15.Acceptance of Terms

Our Complaints Policy Complaints handling procedure

  • If you have a complaint, please contact us
  • We will normally send you a letter or email acknowledging receipt of your complaint within seven days of us receiving the complaint, enclosing a copy of this procedure.
  • We will then investigate your complaint. This will normally involve passing your complaint to our CEO, who will review your matter file.
  • CEO may invite you to a meeting to discuss and hopefully resolve your complaint. If this is considered appropriate Toby Moreton will do this within seven days of sending you the acknowledgement letter.
  • Within three days of the meeting, CEO will write to you to confirm what took place and any solutions CEO has agreed with you.

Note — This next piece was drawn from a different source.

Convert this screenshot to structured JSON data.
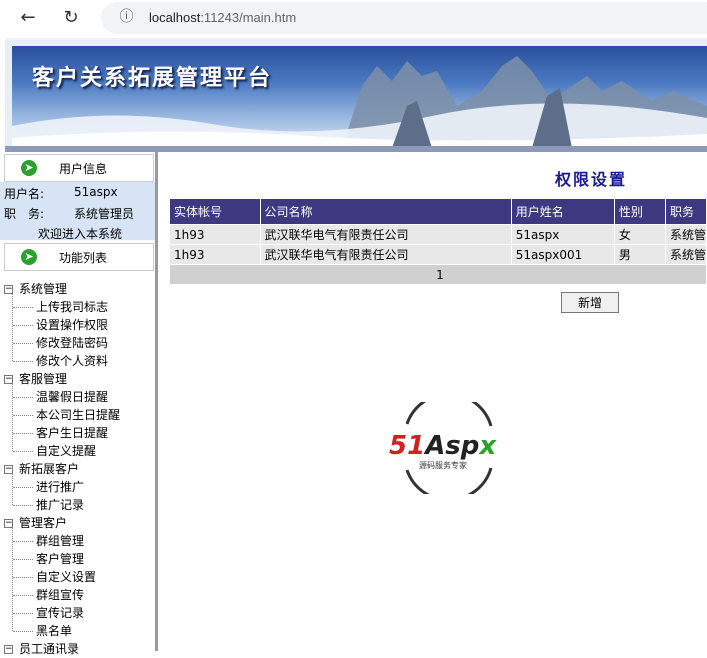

  • If a meeting is not appropriate, CEO will send you a detailed written reply to your complaint, including his/her suggestions for resolving the matter, within twenty-eight days of receipt of the written complaint. In the event that this resolves the complaint we will comply with our obligations arising from the complaint.
  • At this stage, if you are still not satisfied, you may contact us again and if you wish we will arrange for an independent review of the complaint to be undertaken by someone unconnected with this firm. We will be bound by his or her determination.
  • Upon receipt of the review decision we will comply with our obligations arising from the review decision.